2. The logic here is simple. If gun advocates truly believed that research would show that more gun ownership and fewer gun restrictions was good for public health, they would jump at the chance to have that proven by science. But, since gun advocates prevent the research, one can reasonably conclude they fear powerful ill-effects of gun ownership on public health. That is just common sense. If there is a flaw in that logic, what is it?
3. There is no need to argue anthropogenic climate change. The battle lines are almost exclusively ideological and crystal clear: Many or most conservatives deny anthropogenic climate change exists and/or that there is anything humans can or should do about it. Many or most liberals and moderates argue otherwise. A large majority of climate scientists decided this years ago and no longer debate this point. Only conservatives politicians, self-serving special interests argue it, which is to the great detriment of the public interest. Climate scientists now argue over the fine points of their models, how to refine them and what they may be missing in their research or models. Logic argues that conservatives fear that they are wrong about anthropogenic climate change and continued research will continue to support that. The logic here is the same as the logic behind blocking research on gun violence.

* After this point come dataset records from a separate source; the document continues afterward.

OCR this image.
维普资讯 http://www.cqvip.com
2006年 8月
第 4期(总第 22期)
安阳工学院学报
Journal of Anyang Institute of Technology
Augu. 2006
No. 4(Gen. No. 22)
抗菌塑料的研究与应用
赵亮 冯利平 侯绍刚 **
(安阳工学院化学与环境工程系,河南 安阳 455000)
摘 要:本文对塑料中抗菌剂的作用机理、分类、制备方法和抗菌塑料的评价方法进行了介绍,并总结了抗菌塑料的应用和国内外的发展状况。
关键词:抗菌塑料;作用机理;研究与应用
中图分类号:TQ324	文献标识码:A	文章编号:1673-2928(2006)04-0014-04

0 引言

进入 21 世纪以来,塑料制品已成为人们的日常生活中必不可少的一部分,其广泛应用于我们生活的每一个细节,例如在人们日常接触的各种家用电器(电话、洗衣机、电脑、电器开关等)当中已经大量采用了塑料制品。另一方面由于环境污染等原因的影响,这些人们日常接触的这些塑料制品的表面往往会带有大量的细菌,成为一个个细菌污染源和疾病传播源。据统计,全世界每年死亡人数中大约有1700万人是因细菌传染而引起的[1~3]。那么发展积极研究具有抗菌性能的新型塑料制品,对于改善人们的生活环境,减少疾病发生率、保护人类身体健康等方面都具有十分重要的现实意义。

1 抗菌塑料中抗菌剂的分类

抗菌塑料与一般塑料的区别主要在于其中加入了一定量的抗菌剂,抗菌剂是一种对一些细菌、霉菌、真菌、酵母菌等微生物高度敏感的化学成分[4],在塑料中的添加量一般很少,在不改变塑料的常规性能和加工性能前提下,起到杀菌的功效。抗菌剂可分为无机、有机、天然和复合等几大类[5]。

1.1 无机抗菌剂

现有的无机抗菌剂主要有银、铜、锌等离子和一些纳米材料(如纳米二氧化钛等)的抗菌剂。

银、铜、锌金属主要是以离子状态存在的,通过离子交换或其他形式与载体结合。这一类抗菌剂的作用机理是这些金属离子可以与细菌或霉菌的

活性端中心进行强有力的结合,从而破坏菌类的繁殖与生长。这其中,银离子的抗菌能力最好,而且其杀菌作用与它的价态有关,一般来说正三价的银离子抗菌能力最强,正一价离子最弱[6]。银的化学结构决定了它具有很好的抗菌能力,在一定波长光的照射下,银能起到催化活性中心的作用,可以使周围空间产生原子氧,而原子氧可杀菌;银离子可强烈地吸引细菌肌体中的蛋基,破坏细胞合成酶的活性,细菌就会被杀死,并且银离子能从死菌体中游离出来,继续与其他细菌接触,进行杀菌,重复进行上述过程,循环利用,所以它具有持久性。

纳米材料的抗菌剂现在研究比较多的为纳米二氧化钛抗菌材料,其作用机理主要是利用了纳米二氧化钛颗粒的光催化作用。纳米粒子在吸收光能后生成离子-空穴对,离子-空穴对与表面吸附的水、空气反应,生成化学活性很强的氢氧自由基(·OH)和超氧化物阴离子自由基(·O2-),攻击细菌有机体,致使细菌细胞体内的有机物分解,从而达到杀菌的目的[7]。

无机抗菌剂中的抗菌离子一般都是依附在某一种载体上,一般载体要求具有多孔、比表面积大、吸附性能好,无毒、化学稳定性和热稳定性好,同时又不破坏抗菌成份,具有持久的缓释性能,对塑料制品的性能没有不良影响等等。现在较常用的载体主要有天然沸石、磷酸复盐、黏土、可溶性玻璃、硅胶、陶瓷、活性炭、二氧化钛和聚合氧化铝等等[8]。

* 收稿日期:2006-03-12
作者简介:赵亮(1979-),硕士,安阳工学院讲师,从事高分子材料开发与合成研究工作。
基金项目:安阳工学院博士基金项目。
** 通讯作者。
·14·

4. Social science merits separate mention. The rationale and ideology that this blog espouses is based almost entirely on findings from social and biological research, mostly from the 1980's to the present. The study of human cognition, how people perceive reality (facts) and apply logic to their perceptions, can now give a solid explanation for why there are vast differences in perceptions and logic, especially between warring ideologies. The research provides a good explanation of why the two-party political system is as corrupt and incompetent as it is. It also explains why the public interest is routinely abused in service to special interests, including both political parties, their politicians and major campaign contributors. In DP opinion, there is far more value to modern social science, especially psychology, political science, history, economics and anthropology, than most of society knows and/or is willing to believe, especially ideologically conservative society. Unfortunately for their own professions, social scientists are far too academic and inept at communicating and translating their knowledge from the ivory tower to the general public - politics is relevant there too. There is some effort to explain things and establish rational politics, but it is far too small and astoundingly obscure. Forces supporting establishing rational politics, mainly social scientists and, as far as DP knows, DP and a few others, has essentially no impact on policy or public perceptions. Irrational as it is, that is the way the two-party system wants it.